Story is about website traffic, not network bytecount.

Re:

[sunderland56]

Youtube is a website. Netflix is a website.

Re:

[VortexCortex]

Netflix is also an Internet service, Ioutube is also an Internet service. Before the web, we had Internet services. Not everything is a website. DNS, NTP, email, for example.

However, note that GP is wrong. Story is about "Net Traffic" not website traffic...

Re:

[Anonymous Coward]

RTFA! The report is about visits (read as page hits) not bytes. The visits to youtube and netflix most often result in a length look at a single page.

90% of the cells in the human body

[goombah99]

are bacteria. Viewed that way, basically humans exist to transport and feed bacteria. However that's 90% by cell count, not cell mass or total DNA. Looked at it that way the bacteria are assistants.

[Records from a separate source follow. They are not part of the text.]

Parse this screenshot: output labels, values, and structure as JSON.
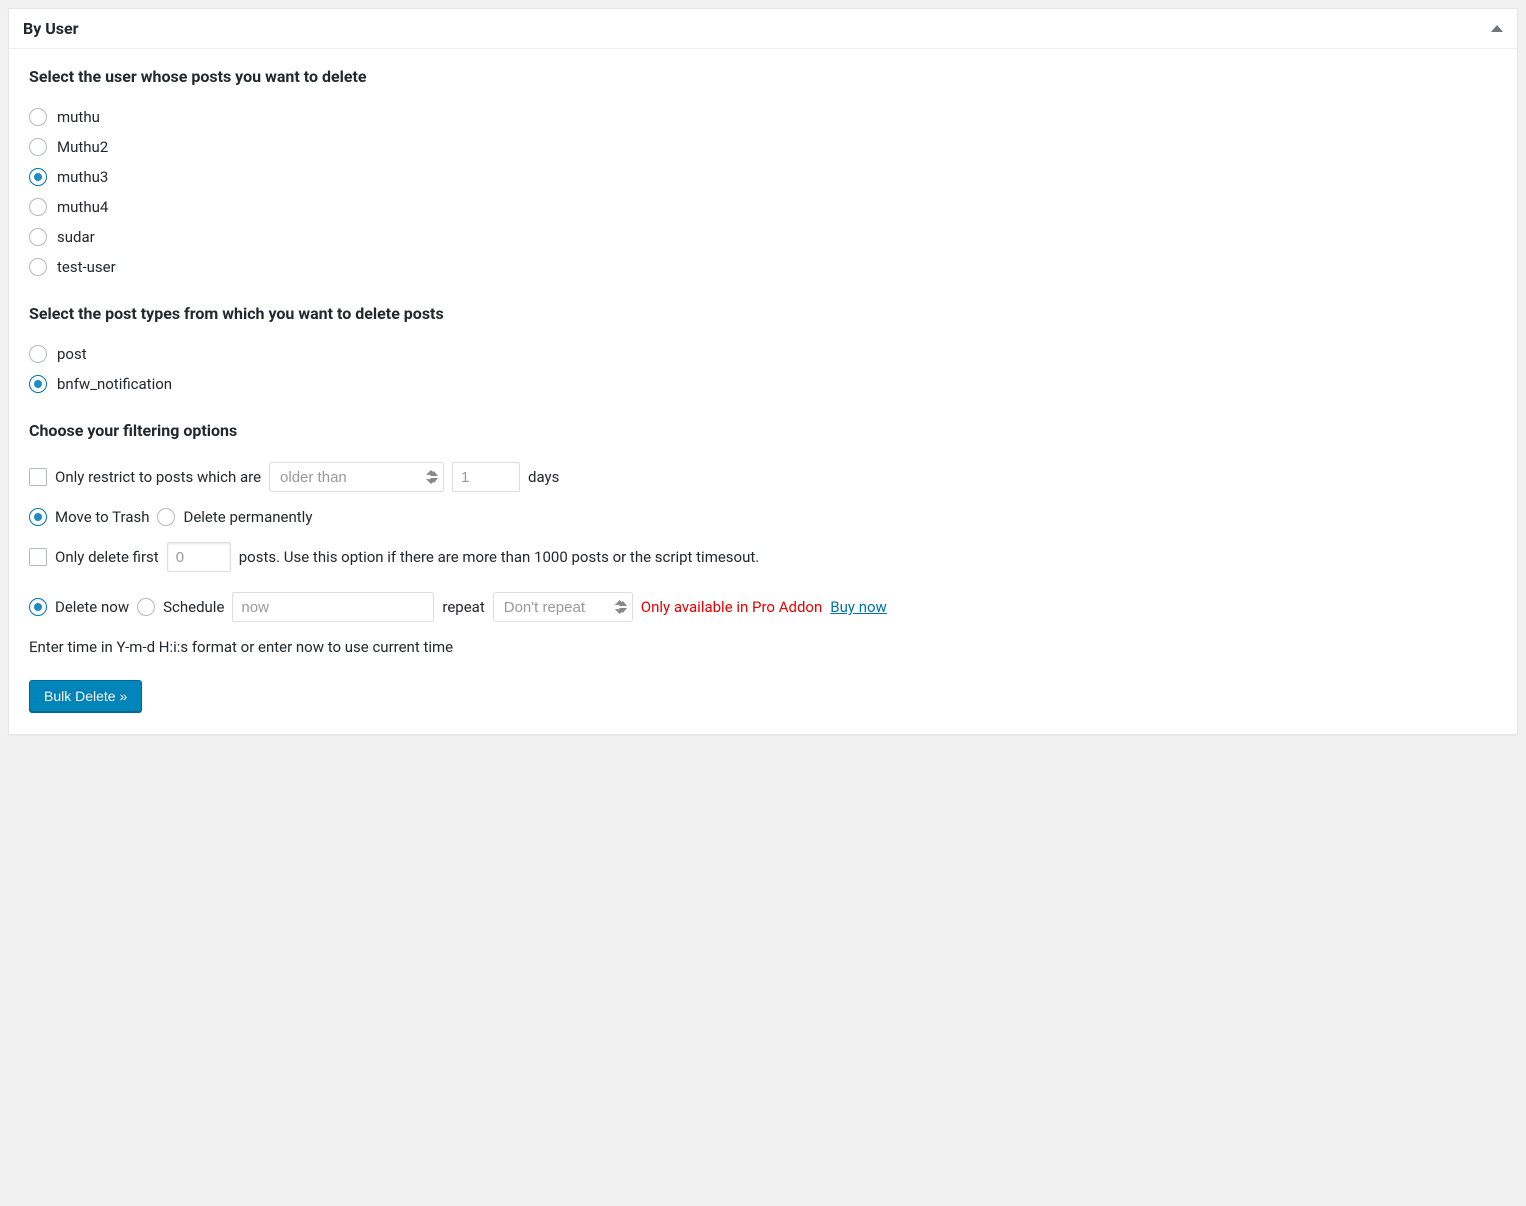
{
  "panel": {
    "title": "By User"
  },
  "sections": {
    "select_user": "Select the user whose posts you want to delete",
    "select_post_types": "Select the post types from which you want to delete posts",
    "filtering": "Choose your filtering options"
  },
  "users": [
    {
      "name": "muthu",
      "selected": false
    },
    {
      "name": "Muthu2",
      "selected": false
    },
    {
      "name": "muthu3",
      "selected": true
    },
    {
      "name": "muthu4",
      "selected": false
    },
    {
      "name": "sudar",
      "selected": false
    },
    {
      "name": "test-user",
      "selected": false
    }
  ],
  "post_types": [
    {
      "name": "post",
      "selected": false
    },
    {
      "name": "bnfw_notification",
      "selected": true
    }
  ],
  "filters": {
    "restrict_label": "Only restrict to posts which are",
    "restrict_select": "older than",
    "restrict_days_value": "1",
    "restrict_days_suffix": "days",
    "move_trash_label": "Move to Trash",
    "delete_permanently_label": "Delete permanently",
    "only_delete_first_label": "Only delete first",
    "only_delete_first_value": "0",
    "only_delete_first_suffix": "posts. Use this option if there are more than 1000 posts or the script timesout.",
    "delete_now_label": "Delete now",
    "schedule_label": "Schedule",
    "schedule_value": "now",
    "repeat_label": "repeat",
    "repeat_select": "Don't repeat",
    "pro_addon_text": "Only available in Pro Addon",
    "buy_now_text": "Buy now",
    "time_hint": "Enter time in Y-m-d H:i:s format or enter now to use current time"
  },
  "button": {
    "bulk_delete": "Bulk Delete »"
  }
}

The bot traffic is light weight it outnumbers human traffic in site visits not byte counts. It exists to serve us.

Re:90% of the cells in the human body

[ColdWetDog]

It exists to serve us.

You must be new here.

Re:

[goombah99]

It exists to serve us.

You must be new here.

And you have never seen "To Serve Man".

Re:90% of the cells in the human body

[Jesrad]

I can't wait to outsource all my web-surfing to an AI. Then I might be able to actually get some work done !

Re:

[cascadingstylesheet]

I can't wait to outsource all my web-surfing to an AI. Then I might be able to actually get some work done !

You've got a good point in that there joke :) If bots do the tedious searching for me, then sure, they have the "majority" of web traffic.

But so what? My car does the "majority" of my driving, depending on how you look at it.

Re:

[s.petry]

Stop! There is only one way to look at a thing, and it's "MY" way you insensitive clod!

Re:

[StuffMaster]

True, but when talking about "traffic", I interpret that to be talking about volume, as it's a unitless word.

Re:

[Seumas]

Traffic is data.

We were just told that Netflix and Youtube account for something like 66% of all traffic. Now we're told bots account for 61% of all traffic. Guess that means there is a tremendous amount of overlap, there, where bots are watching Youtube and Netflix.

Re:Youtube?

[Anonymous Coward]

Oh make god. Suddenly everything makes sense. I was certain no human could ever watch a whole justin bieber video. It's the bots!

Summarily broken

[s.petry]

TFA and the Summary do not match, one claiming "net traffic" and the other claiming "website traffic". With a broken summary, I can see the confusion. Even the generalization "website traffic" is odd, because, well.. generalizations are usually bad when dealing with technical subjects.

Re:

[DarkOx]

Maybe it's overlap, bots crawling Netflix, maybe watching it. P

Re:Youtube?

[ZahrGnosis]

Well, there was that Google bot that watched you tube to teach a computer how to recognize cats, so... it's not impossibly far fetched.
http://www.npr.org/2012/06/26/155792609/a-massive-google-network-learns-to-identify

---Chip

Re:Youtube?

[bob_super]

Bots need to catch up on their favorite shows too, you insensitive clod!

Re:

[Austrian Anarchy]

Bots need to catch up on their favorite shows too, you insensitive clod!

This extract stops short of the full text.